This article will enable us to understand how to calibrate pex crimp tool before or during the process of using them. Calibration of pex crimp tool is not as complicated when you read this the guideline properly.
Tool calibration is the process of comparison. This is when an instrument or tool’s accuracy is compared to known standards. The tool’s accuracy is usually written in the equipment’s manual. When calibrating the tool, you have to compare across the whole measurement range of the tool.
The Result Of The Comparison Can Come Out To Be One Of The Following:
- No significant error being noted on the device under test
- A significant error being noted but no adjustment made
- An adjustment made to correct the error to an acceptable level
Generally speaking, the term “calibration” just means the act of comparing.
How To Calibrate Pex Crimp Tool
There are 3 types of standards to be followed in your tool calibration and control system,these calibration standards show what kind of measurements standards to be followed when calibrating or comparing the tools:
Primary Standards: Those units or instruments of highest quality and stability which are periodically calibrated by the National Institute of Standards and Technology (NIST) or by other contract calibration services which have direct traceability to NIST. Primary standards are used in a controlled environment of 23°C ±2°C and relative humidity of 40% ±10%
Transfer Standards: Those units or instruments with proven stability are calibrated from primary standards in a controlled environment. Transfer standards are stored in a controlled environment of 23°C ± 2°C and relative humidity of 40% ±10% .
Working Standards: Those units or instruments with proven stability that are calibrated from transfer standards.
You use working standards to measure product and process quality. Transfer standards are used to calibrate the working standards. These are traceable to NIST. Primary standards are usually kept at NIST or calibration labs and maintain NIST certification.
Your tool calibration and control records should have all these things included to have a perfect calibration process :
- Tool Number
- Tool Name
- MFG Name
- Tool Location
- Calibration procedure callout
- Calibration interval
- Transfer standard name used to calibrate the instrument
- Transfer standard tool number
- Date of calibration
- Next due date of calibration
- Calibration record number
- Calibration requirements
- Calibration data
- Employee’s name or signature
Tool calibration is very important to any user of these tools, in this case crimping tools. These tools are frequently used to carry out their specific tasks. As time goes by, these tools lose their effectiveness and their abilities to bring out excellent results. Tools calibration is the only way to know for sure how much your tools have lost its perfect touch and this can be done properly in a tool calibration lab.
Some quality control specialists recommend that tool users should have their tools calibrated annually, regardless of the use, tool purpose or its stability. This idea is not to be entirely accepted because tool calibration is meant to actually occur at regular intervals and this regularity depends to a large extent on the tool use, stability and purpose.

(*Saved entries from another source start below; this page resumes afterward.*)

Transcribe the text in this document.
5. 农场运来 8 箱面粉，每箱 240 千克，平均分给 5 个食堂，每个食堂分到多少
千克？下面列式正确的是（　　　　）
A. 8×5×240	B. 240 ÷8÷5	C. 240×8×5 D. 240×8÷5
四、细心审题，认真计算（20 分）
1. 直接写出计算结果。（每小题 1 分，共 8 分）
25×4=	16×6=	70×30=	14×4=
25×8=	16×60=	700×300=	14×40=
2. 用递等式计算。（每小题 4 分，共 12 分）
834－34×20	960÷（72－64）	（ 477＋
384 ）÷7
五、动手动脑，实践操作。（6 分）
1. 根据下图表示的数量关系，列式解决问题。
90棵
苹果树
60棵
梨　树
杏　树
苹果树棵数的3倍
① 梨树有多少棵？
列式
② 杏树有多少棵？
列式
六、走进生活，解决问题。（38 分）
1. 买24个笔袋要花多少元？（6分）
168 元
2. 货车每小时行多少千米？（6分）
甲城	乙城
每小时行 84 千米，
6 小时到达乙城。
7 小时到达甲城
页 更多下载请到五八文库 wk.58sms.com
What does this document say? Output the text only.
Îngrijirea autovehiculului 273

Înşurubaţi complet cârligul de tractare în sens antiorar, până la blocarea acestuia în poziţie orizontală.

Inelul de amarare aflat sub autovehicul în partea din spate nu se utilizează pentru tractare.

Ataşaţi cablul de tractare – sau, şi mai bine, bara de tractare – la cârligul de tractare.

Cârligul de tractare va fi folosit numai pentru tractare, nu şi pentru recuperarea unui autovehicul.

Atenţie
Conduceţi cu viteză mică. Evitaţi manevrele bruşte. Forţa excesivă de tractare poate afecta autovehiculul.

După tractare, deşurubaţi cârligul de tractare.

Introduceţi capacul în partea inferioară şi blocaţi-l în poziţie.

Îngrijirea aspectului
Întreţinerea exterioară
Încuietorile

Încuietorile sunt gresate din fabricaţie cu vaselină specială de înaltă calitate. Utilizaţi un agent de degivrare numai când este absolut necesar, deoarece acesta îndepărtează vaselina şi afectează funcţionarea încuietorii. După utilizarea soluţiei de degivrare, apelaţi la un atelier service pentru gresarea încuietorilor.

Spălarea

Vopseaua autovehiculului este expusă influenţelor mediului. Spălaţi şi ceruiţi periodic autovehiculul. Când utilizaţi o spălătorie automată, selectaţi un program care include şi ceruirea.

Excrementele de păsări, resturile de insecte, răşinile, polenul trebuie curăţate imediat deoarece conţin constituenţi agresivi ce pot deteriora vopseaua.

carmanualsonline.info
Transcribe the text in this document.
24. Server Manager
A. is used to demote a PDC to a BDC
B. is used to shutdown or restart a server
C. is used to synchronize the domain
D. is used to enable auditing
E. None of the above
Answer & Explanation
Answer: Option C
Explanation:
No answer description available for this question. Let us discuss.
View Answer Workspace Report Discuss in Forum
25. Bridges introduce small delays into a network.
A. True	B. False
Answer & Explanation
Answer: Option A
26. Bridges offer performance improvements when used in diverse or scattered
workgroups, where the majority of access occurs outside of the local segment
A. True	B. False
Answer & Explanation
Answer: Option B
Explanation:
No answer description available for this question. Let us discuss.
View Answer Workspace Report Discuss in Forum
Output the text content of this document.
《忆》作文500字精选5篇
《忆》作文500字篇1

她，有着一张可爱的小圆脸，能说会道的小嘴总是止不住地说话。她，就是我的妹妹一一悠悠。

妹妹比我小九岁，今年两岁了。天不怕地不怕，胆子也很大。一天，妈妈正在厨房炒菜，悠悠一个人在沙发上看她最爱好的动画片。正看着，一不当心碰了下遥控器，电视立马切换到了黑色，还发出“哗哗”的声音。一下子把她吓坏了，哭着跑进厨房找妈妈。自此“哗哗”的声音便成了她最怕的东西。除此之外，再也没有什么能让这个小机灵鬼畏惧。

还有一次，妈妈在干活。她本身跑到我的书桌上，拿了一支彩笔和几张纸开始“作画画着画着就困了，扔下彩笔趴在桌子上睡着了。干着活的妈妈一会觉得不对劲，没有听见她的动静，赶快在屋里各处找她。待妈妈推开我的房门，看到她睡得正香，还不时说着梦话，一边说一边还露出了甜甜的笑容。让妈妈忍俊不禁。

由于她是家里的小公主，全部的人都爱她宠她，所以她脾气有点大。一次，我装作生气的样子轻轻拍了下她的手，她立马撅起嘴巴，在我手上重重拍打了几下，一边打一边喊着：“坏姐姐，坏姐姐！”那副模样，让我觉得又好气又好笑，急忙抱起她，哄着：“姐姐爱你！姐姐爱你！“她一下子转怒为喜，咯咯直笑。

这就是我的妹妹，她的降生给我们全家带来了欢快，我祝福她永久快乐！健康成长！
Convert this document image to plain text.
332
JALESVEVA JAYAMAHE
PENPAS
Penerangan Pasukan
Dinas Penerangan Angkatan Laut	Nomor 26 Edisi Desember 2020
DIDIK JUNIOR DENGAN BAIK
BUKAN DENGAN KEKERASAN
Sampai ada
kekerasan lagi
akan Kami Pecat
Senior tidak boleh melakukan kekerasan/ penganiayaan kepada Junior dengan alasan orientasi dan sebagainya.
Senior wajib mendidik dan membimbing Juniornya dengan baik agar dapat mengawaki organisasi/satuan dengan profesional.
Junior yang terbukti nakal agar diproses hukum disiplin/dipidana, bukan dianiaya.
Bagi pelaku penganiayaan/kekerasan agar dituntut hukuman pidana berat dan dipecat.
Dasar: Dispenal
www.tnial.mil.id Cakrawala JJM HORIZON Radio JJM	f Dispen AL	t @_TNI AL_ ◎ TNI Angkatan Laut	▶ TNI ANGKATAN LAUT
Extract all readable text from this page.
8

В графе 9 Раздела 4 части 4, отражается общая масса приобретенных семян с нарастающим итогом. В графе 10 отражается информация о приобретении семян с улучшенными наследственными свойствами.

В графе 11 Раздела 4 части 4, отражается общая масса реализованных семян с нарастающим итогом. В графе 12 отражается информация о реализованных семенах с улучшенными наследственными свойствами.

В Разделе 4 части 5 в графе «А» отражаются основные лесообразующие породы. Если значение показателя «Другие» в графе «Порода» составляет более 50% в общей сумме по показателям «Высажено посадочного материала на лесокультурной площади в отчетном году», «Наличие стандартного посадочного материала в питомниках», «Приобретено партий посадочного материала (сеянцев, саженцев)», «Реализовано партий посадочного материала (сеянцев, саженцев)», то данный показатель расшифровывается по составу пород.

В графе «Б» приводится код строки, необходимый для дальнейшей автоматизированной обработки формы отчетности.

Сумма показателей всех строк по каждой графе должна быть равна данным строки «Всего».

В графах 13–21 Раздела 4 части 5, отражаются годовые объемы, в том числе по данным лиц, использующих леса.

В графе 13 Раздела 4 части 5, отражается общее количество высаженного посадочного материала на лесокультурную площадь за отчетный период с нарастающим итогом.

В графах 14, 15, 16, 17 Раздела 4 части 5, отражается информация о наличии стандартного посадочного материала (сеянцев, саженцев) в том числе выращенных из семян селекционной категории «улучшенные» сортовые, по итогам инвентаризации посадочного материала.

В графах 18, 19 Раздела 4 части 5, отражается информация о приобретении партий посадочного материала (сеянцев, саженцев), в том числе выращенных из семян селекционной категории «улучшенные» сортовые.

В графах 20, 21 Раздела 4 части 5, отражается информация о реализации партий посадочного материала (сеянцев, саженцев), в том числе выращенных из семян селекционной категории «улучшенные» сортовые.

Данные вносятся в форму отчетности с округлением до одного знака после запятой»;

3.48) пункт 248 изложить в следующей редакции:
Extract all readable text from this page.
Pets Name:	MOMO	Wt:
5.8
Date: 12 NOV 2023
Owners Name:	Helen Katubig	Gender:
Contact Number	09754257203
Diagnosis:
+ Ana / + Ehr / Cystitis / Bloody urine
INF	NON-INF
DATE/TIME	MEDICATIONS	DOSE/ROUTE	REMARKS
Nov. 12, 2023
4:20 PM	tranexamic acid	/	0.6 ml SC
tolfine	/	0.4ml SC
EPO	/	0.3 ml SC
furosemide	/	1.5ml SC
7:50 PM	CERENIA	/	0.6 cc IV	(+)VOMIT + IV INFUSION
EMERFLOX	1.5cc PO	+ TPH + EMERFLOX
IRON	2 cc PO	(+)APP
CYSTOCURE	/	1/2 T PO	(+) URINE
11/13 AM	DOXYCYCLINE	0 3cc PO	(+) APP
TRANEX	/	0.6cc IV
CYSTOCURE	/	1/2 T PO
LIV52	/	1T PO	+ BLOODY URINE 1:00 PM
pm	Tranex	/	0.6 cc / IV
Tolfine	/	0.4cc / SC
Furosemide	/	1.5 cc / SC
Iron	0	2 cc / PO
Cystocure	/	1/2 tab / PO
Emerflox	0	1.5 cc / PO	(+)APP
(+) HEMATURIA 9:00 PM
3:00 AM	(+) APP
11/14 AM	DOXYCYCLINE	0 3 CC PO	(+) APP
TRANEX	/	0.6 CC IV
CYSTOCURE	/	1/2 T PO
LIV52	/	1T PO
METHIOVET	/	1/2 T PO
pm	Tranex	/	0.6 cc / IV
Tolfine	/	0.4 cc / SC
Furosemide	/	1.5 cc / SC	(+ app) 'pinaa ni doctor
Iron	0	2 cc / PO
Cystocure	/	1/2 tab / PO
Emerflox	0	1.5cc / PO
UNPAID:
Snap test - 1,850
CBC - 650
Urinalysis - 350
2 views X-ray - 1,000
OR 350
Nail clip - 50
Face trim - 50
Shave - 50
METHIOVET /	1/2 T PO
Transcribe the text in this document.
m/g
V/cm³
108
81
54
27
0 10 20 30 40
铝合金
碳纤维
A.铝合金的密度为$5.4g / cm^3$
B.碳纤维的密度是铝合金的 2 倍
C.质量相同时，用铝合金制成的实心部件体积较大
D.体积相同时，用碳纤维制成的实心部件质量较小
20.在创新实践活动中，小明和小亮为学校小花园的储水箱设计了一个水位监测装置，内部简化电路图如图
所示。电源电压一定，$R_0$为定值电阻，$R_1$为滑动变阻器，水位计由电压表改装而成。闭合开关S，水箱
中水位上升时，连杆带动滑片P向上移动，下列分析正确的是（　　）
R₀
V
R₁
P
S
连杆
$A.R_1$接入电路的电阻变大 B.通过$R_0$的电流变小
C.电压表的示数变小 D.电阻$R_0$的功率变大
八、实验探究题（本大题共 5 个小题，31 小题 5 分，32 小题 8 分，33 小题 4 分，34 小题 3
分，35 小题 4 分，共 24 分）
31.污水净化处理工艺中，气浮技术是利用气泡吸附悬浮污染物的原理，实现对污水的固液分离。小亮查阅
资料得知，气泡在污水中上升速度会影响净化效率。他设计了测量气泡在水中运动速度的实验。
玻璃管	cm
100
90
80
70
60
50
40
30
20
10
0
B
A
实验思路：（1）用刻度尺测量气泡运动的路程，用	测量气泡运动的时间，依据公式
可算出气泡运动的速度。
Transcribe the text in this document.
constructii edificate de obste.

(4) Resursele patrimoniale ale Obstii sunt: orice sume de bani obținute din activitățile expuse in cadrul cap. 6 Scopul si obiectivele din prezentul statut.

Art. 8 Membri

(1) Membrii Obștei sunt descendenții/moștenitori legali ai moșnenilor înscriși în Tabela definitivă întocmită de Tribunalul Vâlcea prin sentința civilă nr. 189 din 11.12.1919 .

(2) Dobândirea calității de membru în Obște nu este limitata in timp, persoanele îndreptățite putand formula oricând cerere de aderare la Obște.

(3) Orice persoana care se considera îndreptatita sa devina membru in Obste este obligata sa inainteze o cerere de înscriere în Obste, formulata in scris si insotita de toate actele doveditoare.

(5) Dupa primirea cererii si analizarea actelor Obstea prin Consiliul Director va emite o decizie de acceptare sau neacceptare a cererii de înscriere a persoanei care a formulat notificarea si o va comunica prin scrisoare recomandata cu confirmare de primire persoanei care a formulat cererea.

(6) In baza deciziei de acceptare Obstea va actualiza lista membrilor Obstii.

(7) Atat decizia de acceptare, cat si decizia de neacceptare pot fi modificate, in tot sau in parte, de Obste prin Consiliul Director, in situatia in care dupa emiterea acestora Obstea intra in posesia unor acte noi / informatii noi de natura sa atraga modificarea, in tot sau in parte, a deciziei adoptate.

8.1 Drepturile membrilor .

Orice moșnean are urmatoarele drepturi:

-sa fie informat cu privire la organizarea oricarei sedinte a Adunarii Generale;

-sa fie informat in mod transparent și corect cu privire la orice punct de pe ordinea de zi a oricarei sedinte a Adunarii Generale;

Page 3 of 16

A benefit of regular calibration is that it helps to provide an up to date historical record of the instruments performance so that, when you calibrate your tool in the future, the data can be compared to check if the calibration period /intervals should be prolonged or shortened.
The following reasons are also very important to why you should always schedule regular interval calibration
The tool being calibrated at regular intervals as an improved yield due constant check up, it now works more effectively because the downside to the tool has been figured out quick enough to prevent low yields.
Less Re-Work Of Parts
There is a lesser reworking of various tool part. This makes your work done easily and within a shorter period of time.
Increase Machine Up-Time
The machine/tool can now be used for a longer period of time and this enables a lot of your work to be covered within that period.
It is the easiest way to know the standards of your tool, calibration ensures tool standardization.
Less Wear And Tear On Your Tool/Equipment
Calibration prevents wear and tear on your tool to a very large extent, this enables the tool user to utilize the tool for a longer period of time.
In this article, we want to see how a pex crimp tool should be calibrated ,however the question we ask is should we really calibrate our crimping tools? Yes, we have to but since pex-crimping tool is not actually a measurement tool, we can have them adjusted and verified against the manufacturer’s specifications which is the same thing as calibrating them in its case.
The most frequently used procedure for calibrating crimp tools is the use of pin gauges. A pin gauge looks like a guage block, it is a precised cylindrical bar for use in GO/ N-GO tests or in similar applications. It depends on the manufacturer’s guidelines and the opening of the crimp that a particular pin gauge is selected. Depending on these two factors, the appropriate gauge pin should be chosen. The calibration technician must squeeze/clamp the handles together and hold them in this position, don’t close the indenter directly onto a guage pin because it can damage the tool or make it useless.
Once You Have Selected Your Appropriate Pin Gauge, The Following Procedures Should Be Followed:
- . Insert the proper gauge pin through the indenter opening while holding the indenter closed, the gauge pin used must fit in perfectly through the indenter tips without being sloppy.
- . If the tool needs to be adjusted (if adjustment is possible) , release the handles to the open position.
- . Adjust the crimp tool according to the manufacturer’s specifications.
These steps are to be repeated as many times as possible until the desired measurements outcome is achieved.